Description Martin Perina 2017-12-04 13:13:50 UTC
Fencing is disabled within 5 minutes interval from engine startup (interval can be changed using engine-config option DisableFenceAtStartupInSec). If some host become NonResponsive during that interval, it will not be fenced automatically and administrators are required to fence it manually (audit log error message is displayed for that) or the host needs to become responsive again by itself.

The DisableFenceAtStartupInSec option exists from 3.1 to prevent fencing storms after whole data center outage, because hosts are usually booting much longer than engine, so we need to give them time to recover and not fence them during booting up.

Unfortunately this option doesn't work well with hosted engine, especially with scenario described in [1].

To solve this issue we will schedule a job to start after DisableFenceAtStartupInSec interval is over and which will execute fencing on all NonResponsive hosts.

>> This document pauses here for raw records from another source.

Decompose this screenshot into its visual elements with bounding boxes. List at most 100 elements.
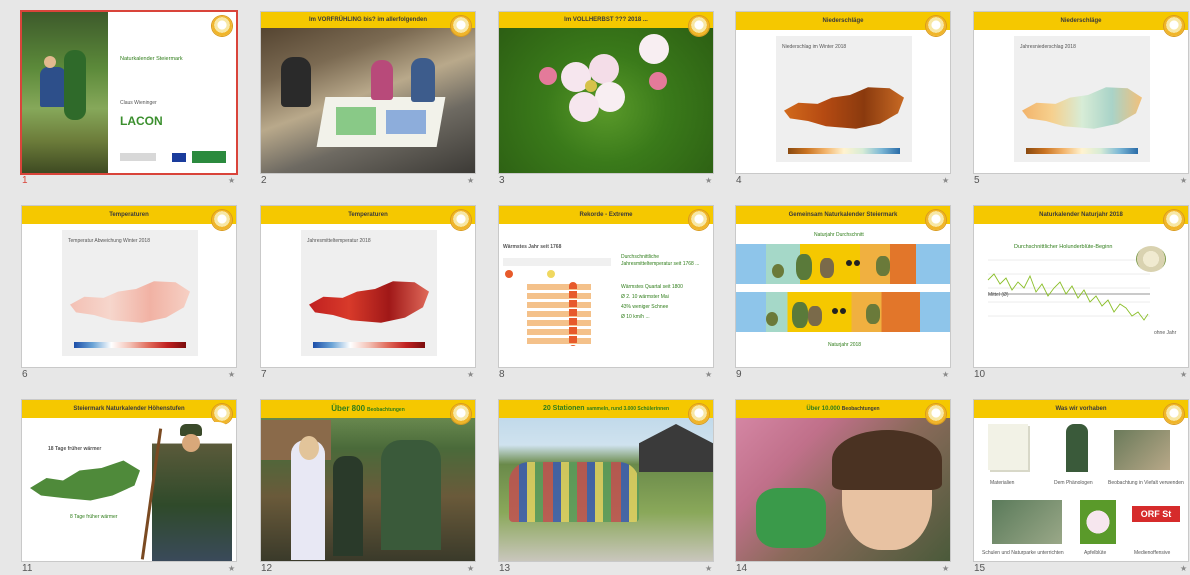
slide-thumbnail-11[interactable]: Steiermark Naturkalender Höhenstufen 18 … xyxy=(22,400,236,561)
legend-colorbar xyxy=(74,342,186,348)
legend-colorbar xyxy=(313,342,425,348)
map-panel: Jahresniederschlag 2018 xyxy=(1014,36,1150,162)
workshop-photo xyxy=(261,12,475,173)
slide-thumbnail-9[interactable]: Gemeinsam Naturkalender Steiermark Natur… xyxy=(736,206,950,367)
slide-number-13: 13 xyxy=(499,563,511,574)
map-subtitle: Jahresniederschlag 2018 xyxy=(1020,44,1076,50)
slide-title-banner: Gemeinsam Naturkalender Steiermark xyxy=(736,206,950,224)
slide-title-big: Über 800 xyxy=(331,404,366,413)
slide-title-banner: Über 10.000 Beobachtungen xyxy=(736,400,950,418)
phenology-band-average xyxy=(736,244,950,284)
slide-number-8: 8 xyxy=(499,369,505,380)
transition-star-icon: ★ xyxy=(705,564,713,573)
slide-number-9: 9 xyxy=(736,369,742,380)
naturkalender-logo-icon xyxy=(926,404,946,424)
phenologist-image xyxy=(1066,424,1088,472)
transition-star-icon: ★ xyxy=(705,370,713,379)
slide-title-small: Beobachtungen xyxy=(841,406,880,412)
naturkalender-logo-icon xyxy=(212,404,232,424)
slide-thumbnail-13[interactable]: 20 Stationen sammeln, rund 3.000 Schüler… xyxy=(499,400,713,561)
item-label-2: Dem Phänologen xyxy=(1054,480,1093,486)
partner-logo xyxy=(192,151,226,163)
farmer-photo xyxy=(152,422,232,561)
transition-star-icon: ★ xyxy=(467,564,475,573)
record-table xyxy=(503,258,611,350)
slide-thumbnail-5[interactable]: Niederschläge Jahresniederschlag 2018 xyxy=(974,12,1188,173)
slide-thumbnail-12[interactable]: Über 800 Beobachtungen xyxy=(261,400,475,561)
map-label-top: 18 Tage früher wärmer xyxy=(48,446,102,452)
naturkalender-logo-icon xyxy=(926,16,946,36)
title-heading: Naturkalender Steiermark xyxy=(120,56,183,62)
slide-thumbnail-4[interactable]: Niederschläge Niederschlag im Winter 201… xyxy=(736,12,950,173)
children-observing-photo xyxy=(261,400,475,561)
item-label-1: Materialien xyxy=(990,480,1015,486)
slide-title-banner: Was wir vorhaben xyxy=(974,400,1188,418)
slide-number-7: 7 xyxy=(261,369,267,380)
slide-thumbnail-10[interactable]: Naturkalender Naturjahr 2018 Durchschnit… xyxy=(974,206,1188,367)
austria-map-precipitation xyxy=(784,87,904,129)
slide-thumbnail-1[interactable]: Naturkalender Steiermark Claus Wieninger… xyxy=(22,12,236,173)
slide-number-4: 4 xyxy=(736,175,742,186)
presenter-name: Claus Wieninger xyxy=(120,100,157,106)
transition-star-icon: ★ xyxy=(942,370,950,379)
slide-title-banner: Temperaturen xyxy=(261,206,475,224)
slide-title-banner: Über 800 Beobachtungen xyxy=(261,400,475,418)
naturkalender-logo-icon xyxy=(926,210,946,230)
slide-thumbnail-8[interactable]: Rekorde - Extreme Wärmstes Jahr seit 176… xyxy=(499,206,713,367)
transition-star-icon: ★ xyxy=(467,176,475,185)
map-subtitle: Niederschlag im Winter 2018 xyxy=(782,44,847,50)
slide-thumbnail-6[interactable]: Temperaturen Temperatur Abweichung Winte… xyxy=(22,206,236,367)
naturkalender-logo-icon xyxy=(1164,404,1184,424)
slide-number-6: 6 xyxy=(22,369,28,380)
eu-flag-icon xyxy=(172,153,186,162)
slide-thumbnail-7[interactable]: Temperaturen Jahresmitteltemperatur 2018 xyxy=(261,206,475,367)
map-subtitle: Jahresmitteltemperatur 2018 xyxy=(307,238,371,244)
schools-image xyxy=(992,500,1062,544)
observation-image xyxy=(1114,430,1170,470)
mean-line-label: Mittel (Ø) xyxy=(988,292,1009,298)
girl-blossom-photo xyxy=(736,400,950,561)
slide-thumbnail-2[interactable]: Im VORFRÜHLING bis? im allerfolgenden xyxy=(261,12,475,173)
austria-map-annual-precipitation xyxy=(1022,87,1142,129)
transition-star-icon: ★ xyxy=(1180,370,1188,379)
slide-thumbnail-14[interactable]: Über 10.000 Beobachtungen xyxy=(736,400,950,561)
naturkalender-logo-icon xyxy=(451,16,471,36)
slide-title-banner: Niederschläge xyxy=(974,12,1188,30)
slide-title-banner: Temperaturen xyxy=(22,206,236,224)
slide-title-banner: Steiermark Naturkalender Höhenstufen xyxy=(22,400,236,418)
naturkalender-logo-icon xyxy=(1164,16,1184,36)
phenology-band-2018 xyxy=(736,292,950,332)
slide-number-2: 2 xyxy=(261,175,267,186)
record-text-3: Ø 2. 10 wärmster Mai xyxy=(621,294,669,300)
slide-title-big: Über 10.000 xyxy=(806,406,841,412)
map-panel: Niederschlag im Winter 2018 xyxy=(776,36,912,162)
slide-number-14: 14 xyxy=(736,563,748,574)
naturkalender-logo-icon xyxy=(689,404,709,424)
record-text-2: Wärmstes Quartal seit 1800 xyxy=(621,284,683,290)
elderflower-icon xyxy=(1136,246,1166,272)
phenology-bottom-label: Naturjahr 2018 xyxy=(828,342,862,348)
austria-map-temperature xyxy=(70,281,190,323)
naturkalender-logo-icon xyxy=(451,404,471,424)
end-label: ohne Jahr xyxy=(1154,330,1177,336)
slide-title-banner: Niederschläge xyxy=(736,12,950,30)
naturkalender-logo-icon xyxy=(212,210,232,230)
slide-thumbnail-15[interactable]: Was wir vorhaben Materialien Dem Phänolo… xyxy=(974,400,1188,561)
item-label-4: Schulen und Naturparke unterrichten xyxy=(982,550,1064,556)
record-text-1: Durchschnittliche Jahresmitteltemperatur… xyxy=(621,254,700,267)
chart-title: Durchschnittlicher Holunderblüte-Beginn xyxy=(1014,244,1113,250)
slide-number-10: 10 xyxy=(974,369,986,380)
slide-number-5: 5 xyxy=(974,175,980,186)
record-text-5: Ø 10 km/h ... xyxy=(621,314,650,320)
transition-star-icon: ★ xyxy=(228,370,236,379)
slide-number-11: 11 xyxy=(22,563,33,574)
naturkalender-logo-icon xyxy=(689,16,709,36)
title-slide-photo xyxy=(22,12,108,173)
transition-star-icon: ★ xyxy=(942,176,950,185)
slide-title-banner: Im VOLLHERBST ??? 2018 ... xyxy=(499,12,713,28)
slide-thumbnail-3[interactable]: Im VOLLHERBST ??? 2018 ... xyxy=(499,12,713,173)
styria-elevation-map xyxy=(30,460,140,501)
lacon-logo: LACON xyxy=(120,114,163,128)
funding-logos xyxy=(120,153,156,161)
naturkalender-logo-icon xyxy=(212,16,232,36)
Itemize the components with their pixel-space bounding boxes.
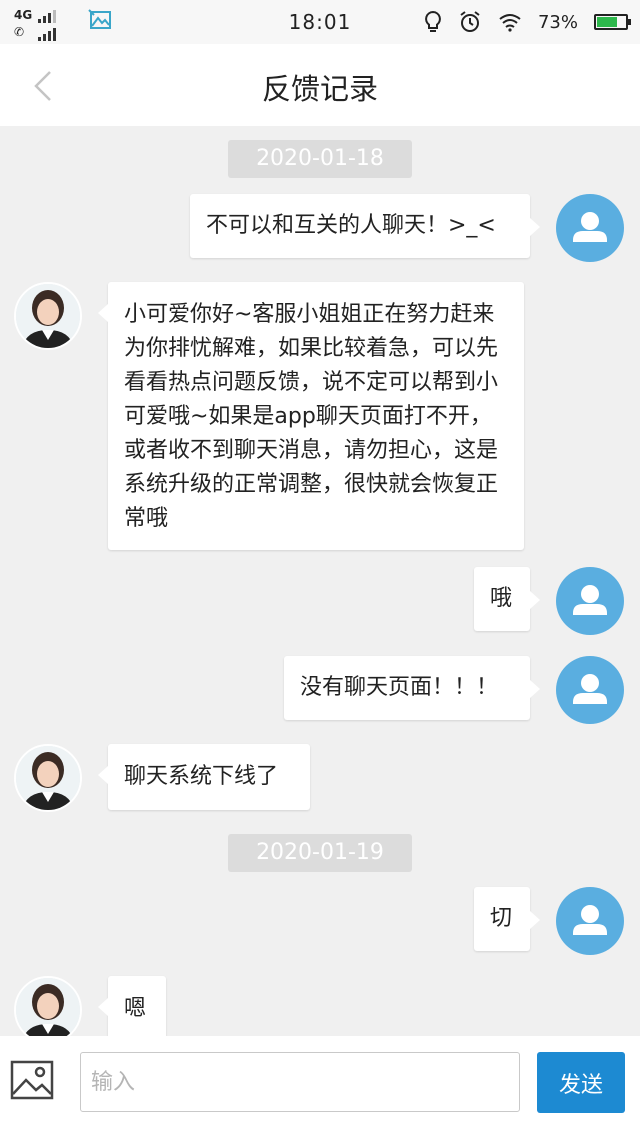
user-avatar[interactable] (556, 567, 624, 635)
message-bubble-agent[interactable]: 聊天系统下线了 (98, 744, 310, 810)
battery-icon (594, 14, 631, 30)
wifi-icon (499, 14, 521, 32)
message-bubble-user[interactable]: 切 (474, 887, 540, 951)
user-avatar[interactable] (556, 887, 624, 955)
message-bubble-agent[interactable]: 嗯 (98, 976, 166, 1036)
message-bubble-user[interactable]: 哦 (474, 567, 540, 631)
date-separator: 2020-01-19 (228, 834, 412, 872)
user-icon (573, 585, 607, 615)
status-icons: 73% (424, 8, 631, 36)
message-text: 聊天系统下线了 (124, 764, 279, 789)
message-text: 没有聊天页面！！！ (300, 675, 499, 700)
agent-avatar-icon (16, 978, 80, 1036)
agent-avatar[interactable] (14, 282, 82, 350)
message-bubble-user[interactable]: 不可以和互关的人聊天！>_< (190, 194, 540, 258)
agent-avatar-icon (16, 746, 80, 810)
message-text: 哦 (490, 586, 513, 611)
bulb-icon (425, 10, 441, 32)
battery-level (597, 17, 618, 27)
user-icon (573, 905, 607, 935)
message-text: 嗯 (124, 996, 147, 1021)
message-text: 小可爱你好~客服小姐姐正在努力赶来为你排忧解难，如果比较着急，可以先看看热点问题… (124, 302, 499, 531)
image-icon[interactable] (10, 1058, 54, 1102)
user-avatar[interactable] (556, 656, 624, 724)
message-input[interactable] (80, 1052, 520, 1112)
alarm-icon (460, 11, 480, 32)
chat-area[interactable]: 2020-01-18 不可以和互关的人聊天！>_< 小可爱你好~客服小姐姐正在努… (0, 126, 640, 1036)
header: 反馈记录 (0, 44, 640, 126)
message-text: 不可以和互关的人聊天！>_< (206, 213, 496, 238)
message-text: 切 (490, 906, 513, 931)
user-icon (573, 212, 607, 242)
status-bar: 4G ✆ 18:01 73% (0, 0, 640, 44)
agent-avatar-icon (16, 284, 80, 348)
battery-percent: 73% (537, 11, 578, 33)
user-avatar[interactable] (556, 194, 624, 262)
page-title: 反馈记录 (261, 72, 378, 106)
input-bar: 发送 (0, 1036, 640, 1138)
message-bubble-agent[interactable]: 小可爱你好~客服小姐姐正在努力赶来为你排忧解难，如果比较着急，可以先看看热点问题… (98, 282, 524, 550)
agent-avatar[interactable] (14, 744, 82, 812)
send-button[interactable]: 发送 (537, 1052, 625, 1113)
agent-avatar[interactable] (14, 976, 82, 1036)
user-icon (573, 674, 607, 704)
date-separator: 2020-01-18 (228, 140, 412, 178)
message-bubble-user[interactable]: 没有聊天页面！！！ (284, 656, 540, 720)
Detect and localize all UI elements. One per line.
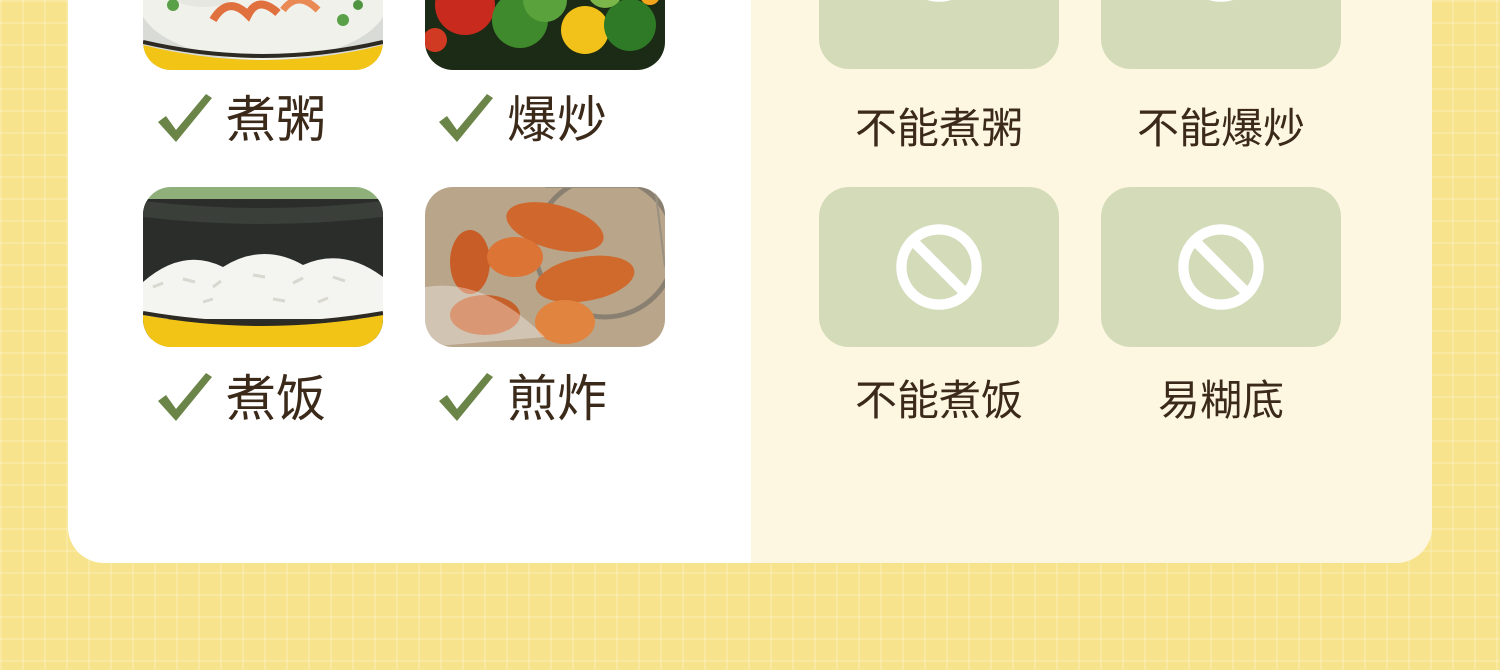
ban-icon xyxy=(1178,224,1264,310)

[1] https://bugzilla.redhat.com/show_bug.cgi?id=1506217#c4

Comment 1 Yaniv Kaul 2017-12-05 05:39:12 UTC
We could easily change the default on hosted engine?

Comment 2 Martin Perina 2017-12-05 08:53:13 UTC
(In reply to Yaniv Kaul from comment #1)
> We could easily change the default on hosted engine?

What do you mean by that? Enable that feature only on hosted engine? If so then yes, we could introduce an option do enable/disable that feature, so HE setup can change the default if needed

Comment 3 Petr Matyáš 2018-02-19 16:04:23 UTC
Verified on ovirt-engine-4.2.2-0.1.el7.noarch

Non responsive hosts are fenced after grace period after engine startup sequence.

Comment 4 Sandro Bonazzola 2018-03-29 11:16:36 UTC
This bugzilla is included in oVirt 4.2.2 release, published on March 28th 2018.

Since the problem described in this bug report should be
resolved in oVirt 4.2.2 release, it has been closed with a resolution of CURRENT RELEASE.

If the solution does not work for you, please open a new bug report.